Il est grand et massif. Et à demi chauve. Le visage pâle, fermé, il attend le client. Impassible. Sur son tee shirt blanc, tendu, il arbore un énorme Christ en croix qui semble reposer sur son abdomen. Une large banderole sur le côté vante ses matelas. Pour des nuits de rêve et des levers du bon pied !
Pas très loin, l’étal de mon marchand de fruits et légumes. Ceux de son jardin : aubergines, tomates, melons… Il est petit, sec ; et brun de poils et de peau : il se lève tôt, vit et travaille au soleil. Quand il parle, il montre une bouche sans dent. Et baragouine un français truffé d’espagnol. Comme mon grand père ! Il s’appelle Delacruz ! « De…La…Cruz ! », de Murcia, insiste-t-il.
De la terrasse de la boulangerie-pâtisserie Bertrand, j’aperçois une dame pressée aux cheveux rouges fluo. La soixantaine largement passée. Sur son épaule gauche, un long dauphin tatoué. Et à son bras un grand sac en plastique bleue siglé « Carrefour » sur lequel on peut lire : « Vivre d’amour et de poissons frais » !

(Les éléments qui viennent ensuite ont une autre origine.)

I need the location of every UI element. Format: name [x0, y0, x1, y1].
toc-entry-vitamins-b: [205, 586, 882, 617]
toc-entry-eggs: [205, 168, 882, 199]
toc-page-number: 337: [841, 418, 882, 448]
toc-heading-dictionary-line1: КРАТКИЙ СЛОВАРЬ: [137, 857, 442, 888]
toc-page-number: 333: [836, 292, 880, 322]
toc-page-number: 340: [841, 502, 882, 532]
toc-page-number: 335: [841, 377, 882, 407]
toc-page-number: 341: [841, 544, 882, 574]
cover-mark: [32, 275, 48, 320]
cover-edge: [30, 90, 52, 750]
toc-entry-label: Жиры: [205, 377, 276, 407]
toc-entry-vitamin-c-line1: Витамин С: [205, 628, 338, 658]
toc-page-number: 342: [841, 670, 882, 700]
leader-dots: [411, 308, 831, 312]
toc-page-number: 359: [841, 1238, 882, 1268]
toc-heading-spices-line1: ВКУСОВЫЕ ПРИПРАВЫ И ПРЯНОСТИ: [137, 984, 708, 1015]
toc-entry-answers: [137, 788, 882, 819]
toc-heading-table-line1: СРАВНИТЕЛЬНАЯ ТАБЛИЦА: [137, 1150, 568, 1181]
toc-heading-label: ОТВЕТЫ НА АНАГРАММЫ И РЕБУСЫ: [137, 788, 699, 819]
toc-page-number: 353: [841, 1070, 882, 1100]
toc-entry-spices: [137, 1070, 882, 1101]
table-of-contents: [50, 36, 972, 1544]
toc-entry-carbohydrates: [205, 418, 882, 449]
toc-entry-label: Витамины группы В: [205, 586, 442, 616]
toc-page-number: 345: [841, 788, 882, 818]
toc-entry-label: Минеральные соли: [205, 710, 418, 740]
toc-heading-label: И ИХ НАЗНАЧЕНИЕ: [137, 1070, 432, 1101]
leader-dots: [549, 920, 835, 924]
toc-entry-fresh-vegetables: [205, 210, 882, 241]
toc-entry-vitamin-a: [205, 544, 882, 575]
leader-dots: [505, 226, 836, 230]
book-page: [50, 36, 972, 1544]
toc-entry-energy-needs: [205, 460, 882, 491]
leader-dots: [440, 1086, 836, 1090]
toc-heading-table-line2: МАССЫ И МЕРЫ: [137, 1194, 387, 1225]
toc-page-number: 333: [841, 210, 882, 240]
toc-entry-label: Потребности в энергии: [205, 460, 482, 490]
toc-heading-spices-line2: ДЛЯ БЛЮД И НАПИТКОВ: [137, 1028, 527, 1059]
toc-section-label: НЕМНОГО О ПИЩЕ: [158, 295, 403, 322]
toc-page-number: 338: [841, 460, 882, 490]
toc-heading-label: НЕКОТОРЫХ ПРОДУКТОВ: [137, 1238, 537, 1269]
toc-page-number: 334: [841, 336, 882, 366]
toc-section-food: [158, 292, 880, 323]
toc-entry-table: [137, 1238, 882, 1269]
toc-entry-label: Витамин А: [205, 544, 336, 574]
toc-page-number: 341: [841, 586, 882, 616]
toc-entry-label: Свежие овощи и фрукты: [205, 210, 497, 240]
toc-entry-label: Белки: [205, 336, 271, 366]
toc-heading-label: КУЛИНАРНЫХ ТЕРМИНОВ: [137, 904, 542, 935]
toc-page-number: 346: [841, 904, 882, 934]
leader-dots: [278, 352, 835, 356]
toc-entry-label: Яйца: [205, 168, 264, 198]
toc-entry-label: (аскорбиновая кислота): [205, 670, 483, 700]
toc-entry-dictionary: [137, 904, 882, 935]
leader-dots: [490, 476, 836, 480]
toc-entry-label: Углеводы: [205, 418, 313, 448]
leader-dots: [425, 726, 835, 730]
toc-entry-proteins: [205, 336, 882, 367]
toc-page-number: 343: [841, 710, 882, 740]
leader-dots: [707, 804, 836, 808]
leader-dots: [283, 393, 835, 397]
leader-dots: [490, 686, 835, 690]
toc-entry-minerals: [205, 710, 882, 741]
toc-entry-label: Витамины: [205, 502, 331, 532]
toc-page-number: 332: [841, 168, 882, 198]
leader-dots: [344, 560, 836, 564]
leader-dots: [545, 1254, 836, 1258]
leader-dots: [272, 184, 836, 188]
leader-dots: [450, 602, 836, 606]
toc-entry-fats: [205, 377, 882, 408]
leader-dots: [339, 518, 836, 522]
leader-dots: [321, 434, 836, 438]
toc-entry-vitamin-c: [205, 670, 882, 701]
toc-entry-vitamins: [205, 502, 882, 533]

Elle a traversé la scène du splendide théâtre « grec » de Narbonne-Plage sous un flot de lumière bleue. D’un bleu doux comme une nuit de juillet sous un ciel andalou. Derrière elle, la falaise nue de la Clape était sublimée par le chatoiement de ces brillances veloutées. Arrivée au bord de la rampe, devant un public nombreux et conquis à l’avance, elle a déployé son magnifique caftan bleu, les bras tendus vers un ciel menaçant. C’est ainsi, dévoilée, son corps pris au plus près dans une combinaison bleue elle aussi, que les premiers mots et premiers rythmes aux accents espagnols se sont fait entendre. La soirée serait bleue et Luz Casal serait reine. La reine d’un soir tissé de paroles et de notes emplies de nostalgie, de souvenirs, d’amour, de regrets aussi. Une reine qui, avec sa belle voix de contralto, chantait merveilleusement ses « gracias a la vidad ». Une pluie fine et chaude est tombée précisément au moment où elle s’est lancée dans l’inévitable « piensa en mí ». Les gradins sont cependant restés stoïques et silencieux. Il y avait quelque chose de miraculeux dans cet instant, songeai-je. C’était en effet la fin du concert. Quelques gouttes d’eau pure perlaient sur nos visages…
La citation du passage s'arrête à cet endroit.